July 2020: It goes, fully revised, to the series editor and now it is his turn to read it. He reads the first two chapters and sends detailed feedback. There are a few holes that need filling and lots of small corrections and edits (commas, referencing style changes, etc.) The usual sorts of things you have to pay attention to when you are preparing a manuscript for actual readers out there in the world who will pay for your work. This is fine. But, I am tired, emotionally and mentally. This year has kicked my butt. My asthma is up and down, so some days are full of energy and others are empty of it. I pick away, working backwards from the end of the book (my favourite chapter) towards the ones he has read, making all the small corrections to psyche myself up for the big ones. After completely freaking out about a couple of more critical comments which prompt new writing and actual revisions (not edits), Lovely Husband and a good friend talk me out of the spiral and I manage to get it all done.

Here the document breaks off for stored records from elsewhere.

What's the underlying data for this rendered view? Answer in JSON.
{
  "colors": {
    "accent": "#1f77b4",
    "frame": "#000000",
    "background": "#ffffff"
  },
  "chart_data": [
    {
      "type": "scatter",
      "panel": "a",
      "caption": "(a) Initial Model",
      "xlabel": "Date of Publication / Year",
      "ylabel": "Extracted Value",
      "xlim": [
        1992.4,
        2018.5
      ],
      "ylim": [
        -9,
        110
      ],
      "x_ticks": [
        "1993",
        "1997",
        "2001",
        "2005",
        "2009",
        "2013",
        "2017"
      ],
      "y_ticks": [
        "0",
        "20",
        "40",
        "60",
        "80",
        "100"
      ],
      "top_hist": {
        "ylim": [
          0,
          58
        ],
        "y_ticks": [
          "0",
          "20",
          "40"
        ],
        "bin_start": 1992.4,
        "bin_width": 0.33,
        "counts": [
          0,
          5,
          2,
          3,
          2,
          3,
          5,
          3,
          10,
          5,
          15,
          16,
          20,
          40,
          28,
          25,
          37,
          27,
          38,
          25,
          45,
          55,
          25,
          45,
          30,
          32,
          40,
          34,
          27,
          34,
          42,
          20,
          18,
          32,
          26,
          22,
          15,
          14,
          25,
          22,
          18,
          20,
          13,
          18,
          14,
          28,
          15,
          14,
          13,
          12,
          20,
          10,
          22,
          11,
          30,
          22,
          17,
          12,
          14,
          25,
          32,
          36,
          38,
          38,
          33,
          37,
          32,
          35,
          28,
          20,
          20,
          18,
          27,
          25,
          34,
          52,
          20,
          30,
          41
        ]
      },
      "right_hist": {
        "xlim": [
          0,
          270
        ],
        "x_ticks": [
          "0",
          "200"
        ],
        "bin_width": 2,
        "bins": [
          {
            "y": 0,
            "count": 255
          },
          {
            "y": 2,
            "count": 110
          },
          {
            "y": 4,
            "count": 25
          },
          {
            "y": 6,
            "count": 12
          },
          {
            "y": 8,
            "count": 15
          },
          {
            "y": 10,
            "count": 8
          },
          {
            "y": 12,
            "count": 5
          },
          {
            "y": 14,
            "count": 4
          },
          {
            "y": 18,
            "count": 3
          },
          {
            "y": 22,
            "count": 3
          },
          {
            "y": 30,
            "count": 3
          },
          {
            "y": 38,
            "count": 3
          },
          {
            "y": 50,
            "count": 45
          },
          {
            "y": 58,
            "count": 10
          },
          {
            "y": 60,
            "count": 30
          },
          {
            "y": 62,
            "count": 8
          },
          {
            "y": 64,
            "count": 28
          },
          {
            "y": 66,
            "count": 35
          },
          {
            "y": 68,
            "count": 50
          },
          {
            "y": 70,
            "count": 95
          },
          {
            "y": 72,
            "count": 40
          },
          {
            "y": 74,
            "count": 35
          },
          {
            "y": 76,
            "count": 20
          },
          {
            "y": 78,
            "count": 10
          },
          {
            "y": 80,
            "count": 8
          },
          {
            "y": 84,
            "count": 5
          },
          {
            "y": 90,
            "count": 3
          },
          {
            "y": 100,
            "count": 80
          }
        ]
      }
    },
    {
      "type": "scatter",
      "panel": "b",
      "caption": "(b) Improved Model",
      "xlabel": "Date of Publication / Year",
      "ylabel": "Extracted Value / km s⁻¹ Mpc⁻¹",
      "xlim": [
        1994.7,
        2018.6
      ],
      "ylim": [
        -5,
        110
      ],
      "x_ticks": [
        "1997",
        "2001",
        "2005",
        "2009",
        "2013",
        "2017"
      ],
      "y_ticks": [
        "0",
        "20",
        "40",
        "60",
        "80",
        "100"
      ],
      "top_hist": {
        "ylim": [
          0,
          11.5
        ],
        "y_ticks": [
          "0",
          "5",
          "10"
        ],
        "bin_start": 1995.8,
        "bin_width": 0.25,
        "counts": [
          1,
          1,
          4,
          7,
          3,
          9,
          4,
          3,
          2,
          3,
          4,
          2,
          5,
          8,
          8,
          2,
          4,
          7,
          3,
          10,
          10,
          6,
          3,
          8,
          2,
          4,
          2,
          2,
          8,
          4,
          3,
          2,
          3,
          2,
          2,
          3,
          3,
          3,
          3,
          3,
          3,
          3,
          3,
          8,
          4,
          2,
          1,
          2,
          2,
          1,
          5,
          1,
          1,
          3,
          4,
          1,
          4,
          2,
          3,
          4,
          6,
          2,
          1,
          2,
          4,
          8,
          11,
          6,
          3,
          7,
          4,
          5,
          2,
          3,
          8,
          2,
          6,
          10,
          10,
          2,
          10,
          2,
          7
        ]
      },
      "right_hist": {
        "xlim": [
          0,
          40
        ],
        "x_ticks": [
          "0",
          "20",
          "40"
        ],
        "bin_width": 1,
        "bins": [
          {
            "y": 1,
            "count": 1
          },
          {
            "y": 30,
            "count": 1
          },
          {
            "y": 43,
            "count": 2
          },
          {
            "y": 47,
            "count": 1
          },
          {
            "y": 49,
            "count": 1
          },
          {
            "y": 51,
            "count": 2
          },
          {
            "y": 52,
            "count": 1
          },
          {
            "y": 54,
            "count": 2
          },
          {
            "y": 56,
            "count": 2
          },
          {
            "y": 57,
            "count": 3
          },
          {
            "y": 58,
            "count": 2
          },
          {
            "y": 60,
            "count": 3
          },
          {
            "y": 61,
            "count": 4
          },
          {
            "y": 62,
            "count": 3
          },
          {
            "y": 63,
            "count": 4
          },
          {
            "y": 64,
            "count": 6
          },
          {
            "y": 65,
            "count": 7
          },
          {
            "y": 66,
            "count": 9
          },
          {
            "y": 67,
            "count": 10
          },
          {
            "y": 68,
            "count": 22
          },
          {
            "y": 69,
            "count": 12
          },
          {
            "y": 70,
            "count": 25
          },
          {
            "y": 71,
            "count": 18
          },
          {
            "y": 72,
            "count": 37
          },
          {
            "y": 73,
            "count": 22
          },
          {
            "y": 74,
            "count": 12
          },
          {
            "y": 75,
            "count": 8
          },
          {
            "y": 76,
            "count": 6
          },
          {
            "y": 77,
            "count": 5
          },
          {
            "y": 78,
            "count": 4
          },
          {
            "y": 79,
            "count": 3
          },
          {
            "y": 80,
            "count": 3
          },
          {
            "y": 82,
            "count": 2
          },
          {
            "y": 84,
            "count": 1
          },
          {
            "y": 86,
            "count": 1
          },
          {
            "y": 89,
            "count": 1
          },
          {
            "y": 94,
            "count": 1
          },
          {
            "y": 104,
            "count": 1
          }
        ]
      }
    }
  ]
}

Late August 2020: I get an email from the editor saying there’s not much more to do now, and I’m almost there. The relief is huge. The book will be finished (for now) before my birthday, which was my goal. The first major finish line is in sight at last: a finalised manuscript ready for the publisher.

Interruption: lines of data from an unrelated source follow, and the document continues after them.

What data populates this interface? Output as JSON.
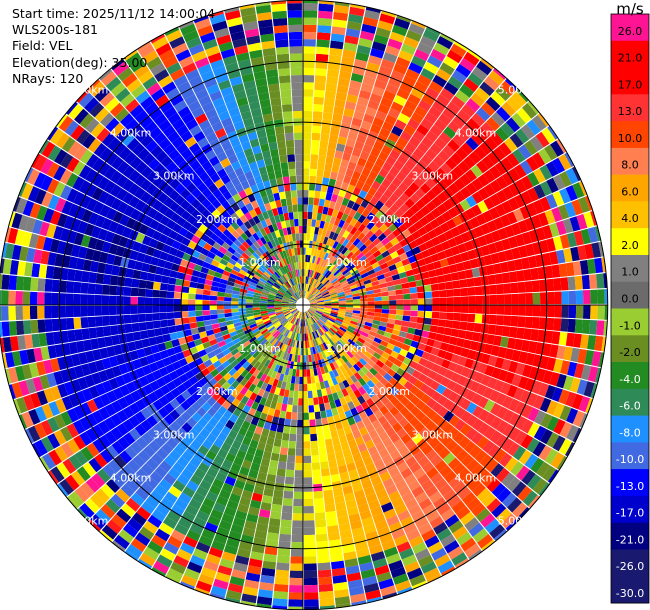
{
  "header": {
    "start_time": "Start time: 2025/11/12 14:00:04",
    "instrument": "WLS200s-181",
    "field": "Field: VEL",
    "elevation": "Elevation(deg): 35.00",
    "nrays": "NRays: 120"
  },
  "colorbar": {
    "unit": "m/s",
    "ticks": [
      "26.0",
      "21.0",
      "17.0",
      "13.0",
      "10.0",
      "8.0",
      "6.0",
      "4.0",
      "2.0",
      "1.0",
      "0.0",
      "-1.0",
      "-2.0",
      "-4.0",
      "-6.0",
      "-8.0",
      "-10.0",
      "-13.0",
      "-17.0",
      "-21.0",
      "-26.0",
      "-30.0"
    ],
    "colors": [
      "#ff1493",
      "#ff2a7f",
      "#ff0000",
      "#ff1a1a",
      "#ff3333",
      "#ff4500",
      "#ff5a36",
      "#ff7f50",
      "#ffa500",
      "#ffc000",
      "#ffff00",
      "#f0e000",
      "#808080",
      "#6b6b6b",
      "#9acd32",
      "#8db52c",
      "#6b8e23",
      "#228b22",
      "#2e8b57",
      "#1e90ff",
      "#4169e1",
      "#0000ff",
      "#0000cd",
      "#000080",
      "#191970"
    ]
  },
  "chart_data": {
    "type": "heatmap",
    "projection": "polar PPI",
    "field": "VEL",
    "units": "m/s",
    "elevation_deg": 35.0,
    "n_rays": 120,
    "range_rings_km": [
      1.0,
      2.0,
      3.0,
      4.0,
      5.0
    ],
    "ring_labels": [
      "1.00km",
      "2.00km",
      "3.00km",
      "4.00km",
      "5.00km"
    ],
    "max_range_km": 5.75,
    "color_scale": [
      -30.0,
      26.0
    ],
    "pattern_note": "positive (red/orange) radial velocities east, negative (blue) west; noisy speckle beyond 4.5 km and near centre"
  }
}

I imagine, if I had to keep going with this timelines, that September and October will be spent waiting for proofs, which may arrive before the end of the year, depending on the publisher’s timelines and their own planning. I will then have to read the whole book again, dealing with all of their edits and corrections. This is a potentially tiring thought. One of the things I did not expect was how many times I would have to actually read my own writing. Of course, every time I do, I make corrections and improve it (especially my long sentences). But, these improvements are made only after telling the mean voice that says my writing is trash to please shut up. She can be pretty loud, especially when I am already tired and over it all. So, the work now is not just mental; it is also emotional and psychological: I have to use all my resources to get me across this finish line.
This is not unlike the end of a PhD-writing and research process. Doing any kind of significant project, even with the best-laid plans, means coming to terms with unexpected delays (e.g. waits for feedback, for examiner’s reports, and even dealing with yourself and various acts of procrastination and self-sabotage that you need to overcome). It also means being kind to yourself when things go awry or just take longer than you thought they would. This book project has taken, all told, 4-and-a-bit years so far. That is a lot longer than I—perhaps naively—thought it would. There have been many unexpected delays and parts of the process I wasn’t planning on or didn’t know to plan for. But, surrounding myself with people who believe in me and in this project has helped me to stay the course. Imagining that book in my hands with my name on the cover has inspired me to keep going. You can’t do any kind of significant project alone: you need your people and your sources of inspiration and motivation to keep you going.

If this process so far has taught me anything about myself, it is that I am more capable than I give myself credit for. I can do more than I think I can if I just get out of my own way and let myself believe what my friends and colleagues tell me. I can do this, and more. I think those things are probably true for all of us if we let ourselves believe them.